Ils poussent la méchanceté jusqu’à qualifier d’oeuvres hypocrites les oeuvres bonnes qu’ils voient faire aux religieux, et ils disent que c’est là un grand péché; ils ressemblent en ce point aux Pharisiens qui, voyant le Seigneur chasser le démon, dirent: "Il chasse les démons par Belzébuth, prince des démons." C’est ce que disent saint Matthieu XII, et saint Luc XI: "Ils ressemblent aux Pharisiens, ceux qui rapportent aussitôt à l’hypocrisie les bonnes oeuvres qu’ils voient dans les autres; d’où le Seigneur, pour les réfuter, dit: "Au fruit on connaît l’arbre." Il est encore facile d’établir combien sur ce point leur assertion est dangereuse, parce que si ce jugement, qui consiste à estimer hypocrites ceux dont les oeuvres de perfection sont apparentes, prenait de la consistance et se confirmait dans les coeurs des hommes, ils seraient par là détournés de ces mêmes oeuvres; il en serait encore de même si quelqu’un, après avoir embrassé l’état de perfection, était appelé hypocrite après avoir commis quelque péché, l’hypocrisie étant un péché aussi grand qu’ils le di sent. Saint Grégoire repousse cette assertion dans son trente-et-unième livre de Morale. Expliquant les paroles suivantes de Job, XXXIX: "Il a travaillé en vain, n’étant sous l’empire d’aucune crainte," il s’exprime ainsi: "Il importe de savoir qu’il y en a quelques-uns que la sainte Eglise notre mère nourrit dans le sein de la charité, et elle les supporte jusqu’à ce qu’ils aient atteint par elle la perfection de l’âge spirituel; ils sont parfois dans un état de sainteté, et pourtant ils ne peuvent acquérir le mérite de la perfection." Il dit plus bas: "Il ne faut pas croire pour cela qu’ils soient du nombre des hypocrites, parce que autre chose est pécher par faiblesse, autre chose par malice." Par conséquent, d’après saint Grégoire, les seuls que l’on doive appeler hypocrites sont ceux qui embrassent les oeuvres de la perfection, dans le dessein de pouvoir exercer plus secrètement leur malice, et de nuire avec plus de succès; mais il ne faut pas estimer ainsi ceux à qui il arrive de pécher par faiblesse, lorsqu’ils ont embrassé l’état de perfection.

CONCLUSION

 

Ainsi donc, après avoir réfuté les calomnies des méchants avec la grâce de Dieu, il est démontré d’une manière claire qu’il n’y a rien de condamnable dans ceux qui sont en Jésus-Christ, qui ne vivent pas selon la chair, mais qui portent la croix du Seigneur, qui accomplissent assidûment les oeuvres spirituelles, et qui méprisent les désirs de la chair.

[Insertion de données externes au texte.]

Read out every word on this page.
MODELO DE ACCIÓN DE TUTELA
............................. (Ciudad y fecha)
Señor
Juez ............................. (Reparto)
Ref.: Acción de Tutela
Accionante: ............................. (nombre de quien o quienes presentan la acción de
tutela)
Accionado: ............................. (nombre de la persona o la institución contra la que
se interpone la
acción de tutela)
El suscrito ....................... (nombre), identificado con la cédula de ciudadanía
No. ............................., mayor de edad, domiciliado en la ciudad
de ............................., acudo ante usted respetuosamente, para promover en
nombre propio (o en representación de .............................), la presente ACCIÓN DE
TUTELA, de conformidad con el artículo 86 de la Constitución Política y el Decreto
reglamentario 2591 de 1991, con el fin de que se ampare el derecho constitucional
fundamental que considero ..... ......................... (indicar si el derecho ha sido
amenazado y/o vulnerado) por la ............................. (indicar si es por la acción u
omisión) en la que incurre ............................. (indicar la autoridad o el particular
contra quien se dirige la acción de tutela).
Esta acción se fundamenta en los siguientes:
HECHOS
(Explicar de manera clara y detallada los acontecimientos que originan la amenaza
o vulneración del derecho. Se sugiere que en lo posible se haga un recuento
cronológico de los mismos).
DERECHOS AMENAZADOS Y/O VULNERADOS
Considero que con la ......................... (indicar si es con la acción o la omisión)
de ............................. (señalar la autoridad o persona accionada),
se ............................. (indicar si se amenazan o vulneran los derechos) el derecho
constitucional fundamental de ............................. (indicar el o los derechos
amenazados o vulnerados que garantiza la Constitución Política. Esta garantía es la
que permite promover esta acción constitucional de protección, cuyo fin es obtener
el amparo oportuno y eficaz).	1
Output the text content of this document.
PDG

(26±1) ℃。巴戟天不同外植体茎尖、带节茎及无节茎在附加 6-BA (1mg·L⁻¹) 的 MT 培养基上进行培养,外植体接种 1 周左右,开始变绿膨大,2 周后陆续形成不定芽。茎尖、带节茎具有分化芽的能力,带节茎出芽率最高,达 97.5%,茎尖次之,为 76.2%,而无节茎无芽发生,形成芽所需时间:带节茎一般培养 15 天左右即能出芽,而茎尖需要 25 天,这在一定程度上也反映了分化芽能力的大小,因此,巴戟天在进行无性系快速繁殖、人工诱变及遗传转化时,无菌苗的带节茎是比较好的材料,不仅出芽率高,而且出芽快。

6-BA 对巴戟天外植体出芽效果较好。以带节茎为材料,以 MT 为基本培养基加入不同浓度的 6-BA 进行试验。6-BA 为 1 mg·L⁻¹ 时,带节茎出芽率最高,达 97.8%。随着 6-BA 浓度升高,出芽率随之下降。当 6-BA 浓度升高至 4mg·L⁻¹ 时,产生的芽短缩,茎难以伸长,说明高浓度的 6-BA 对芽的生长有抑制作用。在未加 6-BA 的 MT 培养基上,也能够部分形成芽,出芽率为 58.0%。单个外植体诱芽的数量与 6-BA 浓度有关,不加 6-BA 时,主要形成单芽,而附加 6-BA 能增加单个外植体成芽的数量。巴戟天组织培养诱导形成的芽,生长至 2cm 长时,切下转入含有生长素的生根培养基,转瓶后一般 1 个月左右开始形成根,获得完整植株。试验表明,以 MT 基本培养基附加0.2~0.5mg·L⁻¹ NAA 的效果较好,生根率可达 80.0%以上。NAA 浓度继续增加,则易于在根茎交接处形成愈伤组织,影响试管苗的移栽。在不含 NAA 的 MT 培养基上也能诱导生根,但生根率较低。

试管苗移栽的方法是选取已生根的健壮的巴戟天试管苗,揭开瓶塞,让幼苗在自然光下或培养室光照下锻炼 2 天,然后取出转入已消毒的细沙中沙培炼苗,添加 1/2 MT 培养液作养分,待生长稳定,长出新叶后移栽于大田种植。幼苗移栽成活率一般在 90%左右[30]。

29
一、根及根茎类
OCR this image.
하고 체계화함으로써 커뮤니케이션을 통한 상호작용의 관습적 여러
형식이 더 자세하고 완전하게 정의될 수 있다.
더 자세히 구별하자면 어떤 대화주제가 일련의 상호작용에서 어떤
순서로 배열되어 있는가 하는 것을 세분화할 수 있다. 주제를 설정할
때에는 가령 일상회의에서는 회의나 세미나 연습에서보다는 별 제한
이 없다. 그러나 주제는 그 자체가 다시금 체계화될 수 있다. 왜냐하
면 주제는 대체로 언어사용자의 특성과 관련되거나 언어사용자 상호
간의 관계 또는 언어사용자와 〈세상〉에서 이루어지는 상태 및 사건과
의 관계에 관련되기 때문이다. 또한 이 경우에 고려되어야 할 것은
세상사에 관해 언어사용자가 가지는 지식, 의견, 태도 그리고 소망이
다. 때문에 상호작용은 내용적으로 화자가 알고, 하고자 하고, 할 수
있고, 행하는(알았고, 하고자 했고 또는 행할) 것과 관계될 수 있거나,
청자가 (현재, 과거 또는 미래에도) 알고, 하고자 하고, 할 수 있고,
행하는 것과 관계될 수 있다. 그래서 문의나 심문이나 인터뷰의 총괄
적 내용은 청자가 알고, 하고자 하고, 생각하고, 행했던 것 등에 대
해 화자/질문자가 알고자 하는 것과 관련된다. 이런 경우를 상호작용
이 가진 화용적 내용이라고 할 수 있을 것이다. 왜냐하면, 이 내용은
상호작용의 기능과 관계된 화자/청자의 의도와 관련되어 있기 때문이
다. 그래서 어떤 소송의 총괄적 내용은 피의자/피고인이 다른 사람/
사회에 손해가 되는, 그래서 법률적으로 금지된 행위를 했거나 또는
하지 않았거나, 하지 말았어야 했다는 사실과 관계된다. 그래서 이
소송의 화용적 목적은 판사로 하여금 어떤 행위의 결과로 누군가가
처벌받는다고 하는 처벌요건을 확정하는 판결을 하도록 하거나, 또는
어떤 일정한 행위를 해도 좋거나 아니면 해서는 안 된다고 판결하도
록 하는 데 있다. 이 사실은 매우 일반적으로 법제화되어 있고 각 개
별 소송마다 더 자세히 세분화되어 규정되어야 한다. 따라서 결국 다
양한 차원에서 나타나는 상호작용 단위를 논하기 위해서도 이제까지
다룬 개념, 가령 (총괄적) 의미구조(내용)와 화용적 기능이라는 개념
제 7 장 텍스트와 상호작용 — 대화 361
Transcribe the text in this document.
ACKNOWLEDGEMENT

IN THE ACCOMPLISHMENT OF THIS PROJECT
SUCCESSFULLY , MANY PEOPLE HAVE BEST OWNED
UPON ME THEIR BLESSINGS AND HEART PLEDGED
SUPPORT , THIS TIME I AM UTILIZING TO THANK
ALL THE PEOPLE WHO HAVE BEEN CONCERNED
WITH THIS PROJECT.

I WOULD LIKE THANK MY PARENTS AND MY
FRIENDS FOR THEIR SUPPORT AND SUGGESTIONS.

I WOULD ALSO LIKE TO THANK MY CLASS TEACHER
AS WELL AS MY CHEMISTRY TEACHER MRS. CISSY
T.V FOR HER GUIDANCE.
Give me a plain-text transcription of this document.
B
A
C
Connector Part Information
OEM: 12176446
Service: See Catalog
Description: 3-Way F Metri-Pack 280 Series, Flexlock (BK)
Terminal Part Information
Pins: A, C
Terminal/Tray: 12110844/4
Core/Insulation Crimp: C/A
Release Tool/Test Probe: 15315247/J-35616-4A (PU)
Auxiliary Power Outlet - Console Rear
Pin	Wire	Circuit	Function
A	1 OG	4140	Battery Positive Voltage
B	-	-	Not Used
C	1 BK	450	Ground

Ici se présenterait l’occasion de répliquer aux docteurs dont nous avons parlé, mais nous les renvoyons au jugement de Dieu, puisque ce qui s’est épanché de leur coeur gangrené suffit pour faire connaître à tous leur méchanceté. On peut les juger d’après ces paroles du Seigneur, Matthieu XII: "Comment pouvez-vous dire de bonnes choses, vous qui êtes mauvais? La bouche parle de l’abondance du coeur." Si, par conséquent, quelqu’un veut se purifier de leurs souillures, comme le dit l’Apôtre, II Timothée II, c’est-à-dire, s’il ne consent pas à leur iniquité, "il sera un vase sanctifié pour l’honneur, utile au Seigneur, préparé pour tout ce qui est bon." Quant à ceux qui les suivent, ce sont des aveugles qui suivent d’autres aveugles, ils tomberont ensemble dans la fosse que, pour nous en délivrer, ce que nous venons de dire nous suffise avec le secours de Dieu, à qui soit honneur et action de grâces dans les siècles des siècles.

Ainsi soit-il.

Fin du dix-neuvième Opuscule de saint Thomas d’Aquin, contre les ennemis du culte de Dieu et de la religion.